In 2014, the Motion Picture Association of America came after the original project and managed to take it offline, including by seizing domain names by court orders as far as Canada.

The current incarnation of Popcorn Time is facing trouble on Microsoft-owned GitHub, having a repository of code taken down, or rather “disabled” (likely pending a counter-notice) on DMCA, that is, copyright grounds – even though the code itself contains no copyrighted material.

GitHub’s notice that is now displayed instead of the repository reveals that it was once again the Motion Picture Association trying to remove the project from the face of the internet. This is a behemoth trade association gathering the likes of Sony Pictures, Paramount, Universal, Warner Brothers, Disney, and Netflix.
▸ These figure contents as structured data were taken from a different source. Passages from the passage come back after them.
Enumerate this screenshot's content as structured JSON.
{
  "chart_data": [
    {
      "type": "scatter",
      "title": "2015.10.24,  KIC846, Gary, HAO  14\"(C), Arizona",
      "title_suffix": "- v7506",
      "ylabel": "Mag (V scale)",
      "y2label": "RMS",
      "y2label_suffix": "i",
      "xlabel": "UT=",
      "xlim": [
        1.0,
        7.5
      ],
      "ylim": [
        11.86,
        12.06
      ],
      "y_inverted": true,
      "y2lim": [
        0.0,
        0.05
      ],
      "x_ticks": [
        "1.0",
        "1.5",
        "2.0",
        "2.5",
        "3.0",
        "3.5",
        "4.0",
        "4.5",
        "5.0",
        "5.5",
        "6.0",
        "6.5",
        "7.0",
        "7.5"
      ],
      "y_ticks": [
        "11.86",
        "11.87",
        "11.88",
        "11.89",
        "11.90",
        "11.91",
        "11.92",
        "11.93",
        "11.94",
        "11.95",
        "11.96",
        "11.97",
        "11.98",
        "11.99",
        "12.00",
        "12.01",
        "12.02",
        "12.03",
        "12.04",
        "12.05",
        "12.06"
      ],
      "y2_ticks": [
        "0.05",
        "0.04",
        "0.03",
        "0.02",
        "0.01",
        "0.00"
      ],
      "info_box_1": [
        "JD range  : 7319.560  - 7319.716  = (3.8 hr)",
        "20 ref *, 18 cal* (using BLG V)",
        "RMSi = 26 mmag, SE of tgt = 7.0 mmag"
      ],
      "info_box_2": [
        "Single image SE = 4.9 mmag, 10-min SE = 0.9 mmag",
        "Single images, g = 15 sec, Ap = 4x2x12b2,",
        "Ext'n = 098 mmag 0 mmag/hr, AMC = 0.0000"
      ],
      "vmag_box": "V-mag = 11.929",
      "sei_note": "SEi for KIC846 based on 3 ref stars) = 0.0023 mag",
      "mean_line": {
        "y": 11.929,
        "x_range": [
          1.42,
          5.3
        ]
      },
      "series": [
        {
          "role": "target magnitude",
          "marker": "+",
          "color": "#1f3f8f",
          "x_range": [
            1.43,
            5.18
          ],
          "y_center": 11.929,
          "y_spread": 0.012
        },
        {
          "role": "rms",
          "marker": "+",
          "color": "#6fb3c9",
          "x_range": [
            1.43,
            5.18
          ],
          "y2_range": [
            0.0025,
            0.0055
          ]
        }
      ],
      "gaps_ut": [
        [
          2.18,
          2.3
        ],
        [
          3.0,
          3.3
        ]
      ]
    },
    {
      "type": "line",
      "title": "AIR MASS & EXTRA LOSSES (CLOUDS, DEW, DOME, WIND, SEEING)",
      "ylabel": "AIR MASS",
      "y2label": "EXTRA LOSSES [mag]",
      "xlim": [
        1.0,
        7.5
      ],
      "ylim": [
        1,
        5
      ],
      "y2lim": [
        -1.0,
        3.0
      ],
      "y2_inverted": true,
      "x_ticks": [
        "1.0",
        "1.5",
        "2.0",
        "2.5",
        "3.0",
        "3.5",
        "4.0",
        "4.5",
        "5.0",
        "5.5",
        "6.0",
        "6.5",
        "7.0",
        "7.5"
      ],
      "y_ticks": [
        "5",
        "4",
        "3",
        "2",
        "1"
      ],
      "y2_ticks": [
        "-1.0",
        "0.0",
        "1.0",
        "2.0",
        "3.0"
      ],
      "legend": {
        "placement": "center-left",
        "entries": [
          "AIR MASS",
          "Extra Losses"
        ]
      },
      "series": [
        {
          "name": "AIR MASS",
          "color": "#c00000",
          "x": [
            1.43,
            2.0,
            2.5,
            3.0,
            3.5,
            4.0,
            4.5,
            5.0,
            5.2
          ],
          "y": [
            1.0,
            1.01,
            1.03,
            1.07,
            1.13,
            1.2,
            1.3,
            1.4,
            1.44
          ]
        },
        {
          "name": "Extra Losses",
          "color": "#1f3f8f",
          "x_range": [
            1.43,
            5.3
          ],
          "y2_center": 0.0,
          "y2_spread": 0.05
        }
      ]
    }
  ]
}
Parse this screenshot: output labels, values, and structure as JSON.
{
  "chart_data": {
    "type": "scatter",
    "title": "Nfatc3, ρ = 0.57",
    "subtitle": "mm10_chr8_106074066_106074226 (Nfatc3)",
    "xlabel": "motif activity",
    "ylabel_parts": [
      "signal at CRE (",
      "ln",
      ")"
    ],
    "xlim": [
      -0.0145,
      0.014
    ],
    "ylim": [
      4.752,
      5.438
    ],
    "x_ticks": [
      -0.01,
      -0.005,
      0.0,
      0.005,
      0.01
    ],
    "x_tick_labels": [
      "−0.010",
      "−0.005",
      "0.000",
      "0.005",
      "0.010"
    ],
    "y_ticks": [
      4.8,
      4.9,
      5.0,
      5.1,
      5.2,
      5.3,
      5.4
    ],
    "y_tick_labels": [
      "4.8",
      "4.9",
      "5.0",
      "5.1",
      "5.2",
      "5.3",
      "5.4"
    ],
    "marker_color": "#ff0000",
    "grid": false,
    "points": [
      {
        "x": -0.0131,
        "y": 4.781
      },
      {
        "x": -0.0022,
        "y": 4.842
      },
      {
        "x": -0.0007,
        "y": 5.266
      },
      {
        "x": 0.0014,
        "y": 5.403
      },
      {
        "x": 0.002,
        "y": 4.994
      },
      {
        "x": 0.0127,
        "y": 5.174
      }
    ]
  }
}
The strike aimed at taking down the popcorn-desktop and popcorn-API repositories, and the Association notice said that extensive copyright infringement had been occurring “by virtue of the operation and further development of the Popcorn Time repositories.”

But that is not how GitHub itself defines copyright infringement taking place on its platform:

“The DMCA notice and takedown process should be used only for complaints about copyright infringement. Notices sent through our DMCA process must identify copyrighted work or works that are allegedly being infringed.”

Based on this, and regardless of the nature and purpose of Popcorn Time outside of GitHub, it’s hard to see on what grounds the code hosting platform has decided to go with the Motion Picture Association’s request and disable the repository.